Males are larger than females and weights can vary greatly, on average the bears measure 60-90 cm at the shoulder (on all fours), with a body length of 1.4 to 1.9m.  Sloth bears are found in lower lying forests with good natural tree cover, and absent in grasslands above 1500m, desert regions and cultivated plantations,  they are the most widespread bear species in India, but confined to the terai region in Nepal and northern and eastern lowlands in Sri Lanka.  The Sri Lankan sloth bear is a separate subspecies (M. u. inornatus), being smaller than their Indian and Nepali relatives, with shorter fur and sometimes lacking the white Y or V shaped mark on the chest. Join us on our 9 day Yala national park photography tour in December 2021, for a great chance to see Sloth Bears in the wild.

Sloth bears are normally observed alone, in pairs or as a family group with one, or two cubs (sometimes three) from the same litter being transported on their mother’s back.  While they appear somewhat clumsy and shambling when walking with their noses down or feeding, they are adept climbers and can outrun most humans.  However when threatened by a tiger or leopard the sloth bear is more likely to stand its ground and even make a noisy charge towards the larger predator – leading to some famously exciting film opportunities, usually tigers will give the bear a wide berth.  Interestingly both elephants and Indian rhinos are also known not to tolerate sloth bears in their surroundings.

Of course the most famous sloth bear in fiction is Baloo from Rudyard Kipling’s ‘Jungle Book’, Pench in Seoni district is widely thought to be his original home and continues to offer a good chance to a real-life bhalu, along with ‘nearby’ Tadoba and Satpura (amongst several other parks).  Traditionally sloth bears were poached and taught to dance, or their body parts traded, but in India Wildlife SOS have successfully set up four sanctuaries to provide homes for rescued bears, also enabling their former captors to undertake training in alternative sustainable projects in return for their surrendered bears.

Yala National Park Photography Tour

Sri Lanka leopard safaris in Yala national park remain one of the best big cat experiences found in Asia. On an island where they are the top predator bar none, they are much more diurnal in behaviour than in India’s wildlife sanctuaries, which thus provides much better opportunities for our wildlife photography holidays to Sri Lanka.  We have been travelling to Yala since 2002 and the safari camp we have hand picked has been chosen because it allows us to access the park from other gates and not have to queue at the main entrance gate which serves the larger hotels.
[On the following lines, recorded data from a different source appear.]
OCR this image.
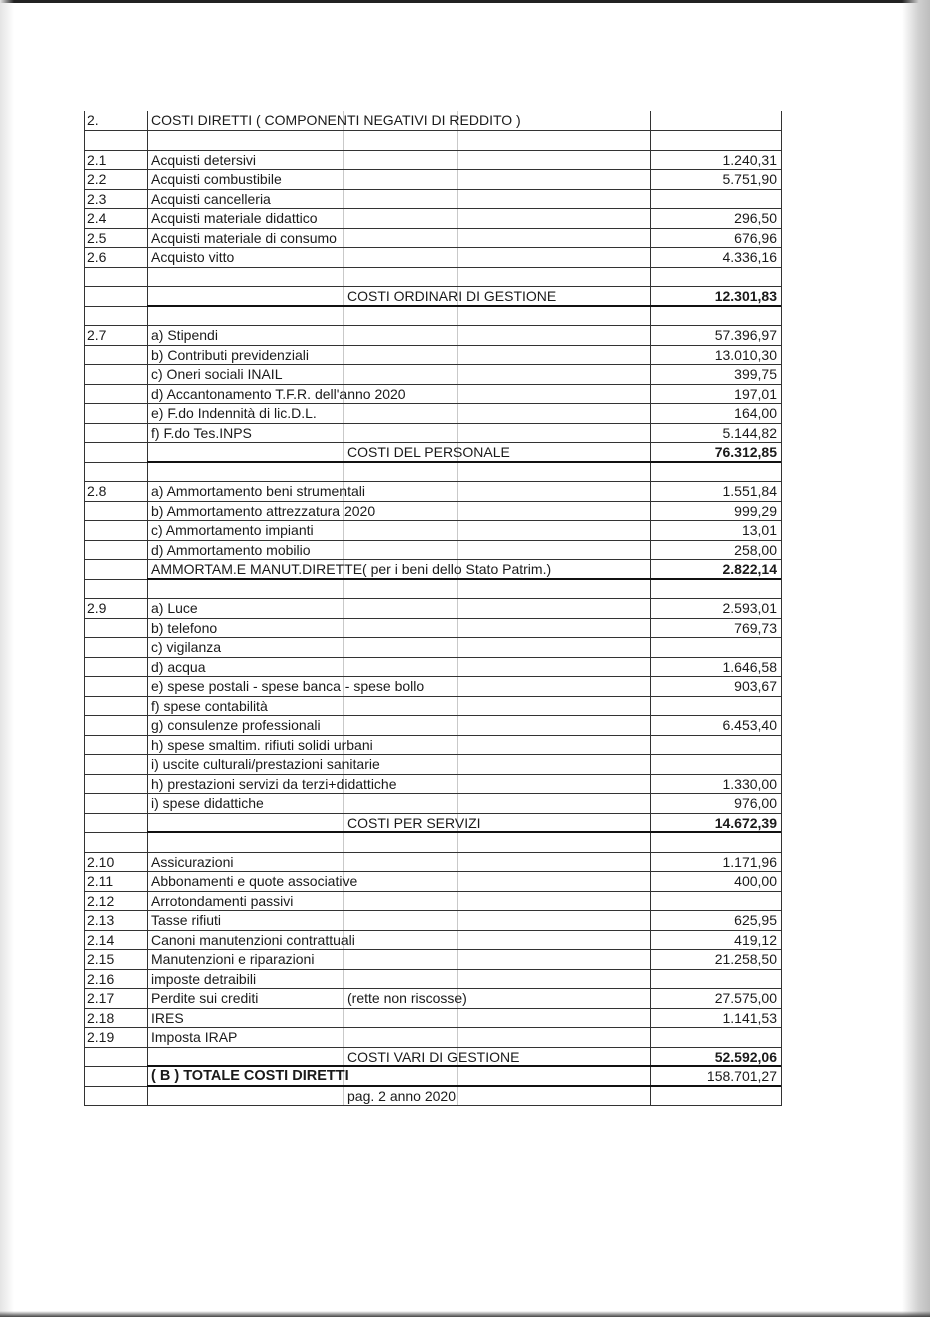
2.	COSTI DIRETTI ( COMPONENTI NEGATIVI DI REDDITO )
2.1	Acquisti detersivi	1.240,31
2.2	Acquisti combustibile	5.751,90
2.3	Acquisti cancelleria
2.4	Acquisti materiale didattico	296,50
2.5	Acquisti materiale di consumo	676,96
2.6	Acquisto vitto	4.336,16
COSTI ORDINARI DI GESTIONE	12.301,83
2.7	a) Stipendi	57.396,97
b) Contributi previdenziali	13.010,30
c) Oneri sociali INAIL	399,75
d) Accantonamento T.F.R. dell'anno 2020	197,01
e) F.do Indennità di lic.D.L.	164,00
f) F.do Tes.INPS	5.144,82
COSTI DEL PERSONALE	76.312,85
2.8	a) Ammortamento beni strumentali	1.551,84
b) Ammortamento attrezzatura 2020	999,29
c) Ammortamento impianti	13,01
d) Ammortamento mobilio	258,00
AMMORTAM.E MANUT.DIRETTE( per i beni dello Stato Patrim.)	2.822,14
2.9	a) Luce	2.593,01
b) telefono	769,73
c) vigilanza
d) acqua	1.646,58
e) spese postali - spese banca - spese bollo	903,67
f) spese contabilità
g) consulenze professionali	6.453,40
h) spese smaltim. rifiuti solidi urbani
i) uscite culturali/prestazioni sanitarie
h) prestazioni servizi da terzi+didattiche	1.330,00
i) spese didattiche	976,00
COSTI PER SERVIZI	14.672,39
2.10	Assicurazioni	1.171,96
2.11	Abbonamenti e quote associative	400,00
2.12	Arrotondamenti passivi
2.13	Tasse rifiuti	625,95
2.14	Canoni manutenzioni contrattuali	419,12
2.15	Manutenzioni e riparazioni	21.258,50
2.16	imposte detraibili
2.17	Perdite sui crediti	(rette non riscosse)	27.575,00
2.18	IRES	1.141,53
2.19	Imposta IRAP
COSTI VARI DI GESTIONE	52.592,06
( B ) TOTALE COSTI DIRETTI	158.701,27
pag. 2 anno 2020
Although we are likely to experience a Yala national park from decades ago, when there were only 10 to 12 jeeps driving around the 5 different zones. Each traveller will have access to a window seat and plenty of space for their camera equipment in a vehicle adapted for wildlife photographers. Ten jeep safaris in Yala will allow us to experience the entire park and focus on leopards, wild elephants and sloth bears.
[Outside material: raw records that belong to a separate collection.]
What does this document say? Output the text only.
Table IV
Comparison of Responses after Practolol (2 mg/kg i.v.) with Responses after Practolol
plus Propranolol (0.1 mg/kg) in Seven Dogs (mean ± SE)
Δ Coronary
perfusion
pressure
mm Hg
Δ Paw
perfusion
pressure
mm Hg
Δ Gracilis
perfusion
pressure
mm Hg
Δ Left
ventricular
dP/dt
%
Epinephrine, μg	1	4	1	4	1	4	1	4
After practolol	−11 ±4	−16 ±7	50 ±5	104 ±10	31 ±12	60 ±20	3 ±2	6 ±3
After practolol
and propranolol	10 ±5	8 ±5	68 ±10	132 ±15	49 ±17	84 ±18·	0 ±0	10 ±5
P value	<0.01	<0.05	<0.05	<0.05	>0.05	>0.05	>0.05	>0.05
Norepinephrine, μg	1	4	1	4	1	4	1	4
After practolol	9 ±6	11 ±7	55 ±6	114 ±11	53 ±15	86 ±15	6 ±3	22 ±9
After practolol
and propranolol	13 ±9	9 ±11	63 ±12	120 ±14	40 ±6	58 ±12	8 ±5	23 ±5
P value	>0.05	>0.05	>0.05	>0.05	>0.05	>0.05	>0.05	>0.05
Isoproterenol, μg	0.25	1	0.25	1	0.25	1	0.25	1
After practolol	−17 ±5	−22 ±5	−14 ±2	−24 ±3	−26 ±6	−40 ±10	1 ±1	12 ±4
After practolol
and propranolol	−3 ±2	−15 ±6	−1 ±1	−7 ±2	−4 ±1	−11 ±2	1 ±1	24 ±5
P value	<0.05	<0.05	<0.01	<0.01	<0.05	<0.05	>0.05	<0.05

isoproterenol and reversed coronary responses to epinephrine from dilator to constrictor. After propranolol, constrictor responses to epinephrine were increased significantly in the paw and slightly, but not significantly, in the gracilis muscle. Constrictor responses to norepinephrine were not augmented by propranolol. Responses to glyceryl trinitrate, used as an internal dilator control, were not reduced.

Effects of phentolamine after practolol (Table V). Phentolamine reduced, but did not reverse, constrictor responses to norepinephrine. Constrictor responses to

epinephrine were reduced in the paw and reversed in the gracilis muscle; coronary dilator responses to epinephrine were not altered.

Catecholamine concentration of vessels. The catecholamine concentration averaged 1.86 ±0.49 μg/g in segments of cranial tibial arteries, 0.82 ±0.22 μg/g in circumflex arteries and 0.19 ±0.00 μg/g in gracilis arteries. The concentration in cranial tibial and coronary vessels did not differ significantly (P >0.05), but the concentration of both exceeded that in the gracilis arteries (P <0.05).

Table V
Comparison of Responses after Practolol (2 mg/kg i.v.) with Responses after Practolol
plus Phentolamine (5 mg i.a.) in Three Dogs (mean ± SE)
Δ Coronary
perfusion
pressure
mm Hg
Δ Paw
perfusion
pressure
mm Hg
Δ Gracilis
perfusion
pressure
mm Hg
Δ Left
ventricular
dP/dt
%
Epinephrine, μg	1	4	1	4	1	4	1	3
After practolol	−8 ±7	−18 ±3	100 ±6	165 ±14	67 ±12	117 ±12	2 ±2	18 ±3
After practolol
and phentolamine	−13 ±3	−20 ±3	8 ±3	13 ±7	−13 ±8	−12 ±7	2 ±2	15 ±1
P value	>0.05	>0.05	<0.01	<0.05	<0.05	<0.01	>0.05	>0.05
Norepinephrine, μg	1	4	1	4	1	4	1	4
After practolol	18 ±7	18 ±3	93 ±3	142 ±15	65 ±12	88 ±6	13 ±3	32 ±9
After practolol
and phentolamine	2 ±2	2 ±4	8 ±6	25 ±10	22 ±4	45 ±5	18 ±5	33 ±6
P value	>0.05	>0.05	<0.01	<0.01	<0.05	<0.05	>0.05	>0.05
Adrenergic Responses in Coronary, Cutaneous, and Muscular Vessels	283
Yala National Park consists of dry-mixed evergreen forests and scrublands along with open grasslands, water holes, brackish water lagoons and riverine forests. This park’s diverse habitat supports large numbers of mammals, such as spotted, barking and mouse deer, sambar, wild boar, water buffalo and the endangered sloth bear. This is also one of the best places in the country to see wild elephant and the rare leopard. Large water holes and lagoons support the high density of endangered crocodiles. You can also see large flocks of migratory and resident birds—142 species of birds have been recorded in the park. Of particular note is the rare black-necked stork, the largest bird in the country.

Please note, that this tour can easily be extended on a private basis to visit other wildlife sanctuaries or cultural locations of personal interest.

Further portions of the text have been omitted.